Affect recognition is a crucial requirement for future human machine interfaces to effectively respond to nonverbal behaviors of the user. Speech emotion recognition systems analyze acoustic features to deduce the speaker's emotional state. However, human voice conveys a mixture of information including speaker, lexical, cultural, physiological and emotional traits. The presence of these communication aspects introduces variabilities that affect the performance of an emotion recognition system. Therefore, building robust emotional models requires careful considerations to compensate for the effect of these variabilities. This study aims to factorize speaker characteristics, verbal content and expressive behaviors in various acoustic features.
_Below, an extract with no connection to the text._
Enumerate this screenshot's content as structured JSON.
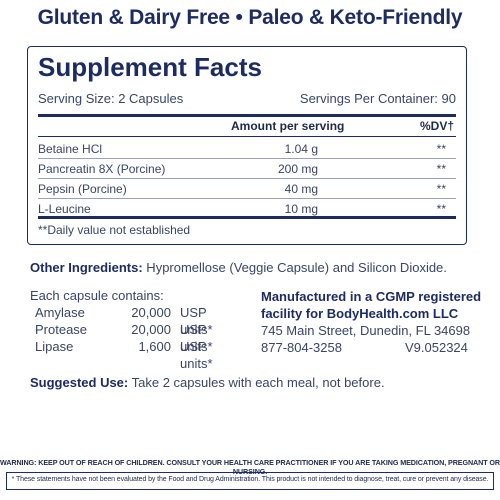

The factorization technique consists in building phoneme level trajectory models for the features. We propose a metric to quantify the dependency between acoustic features and communication traits (i.e., speaker, lexical and emotional factors). This metric, which is motivated by the mutual information framework, estimates the uncertainty reduction in the trajectory models when a given trait is considered. The analysis provides important insights on the dependency between the features and the aforementioned factors. Motivated by these results, we propose a feature normalization technique based on the whitening transformation that aims to compensate for speaker and lexical variabilities. The benefit of employing this normalization scheme is validated with the presented factor analysis method. The emotion recognition experiments show that the normalization approach can attenuate the variability imposed by the verbal content and speaker identity, yielding 4.1% and 2.4% relative performance improvements on a selected set of features, respectively.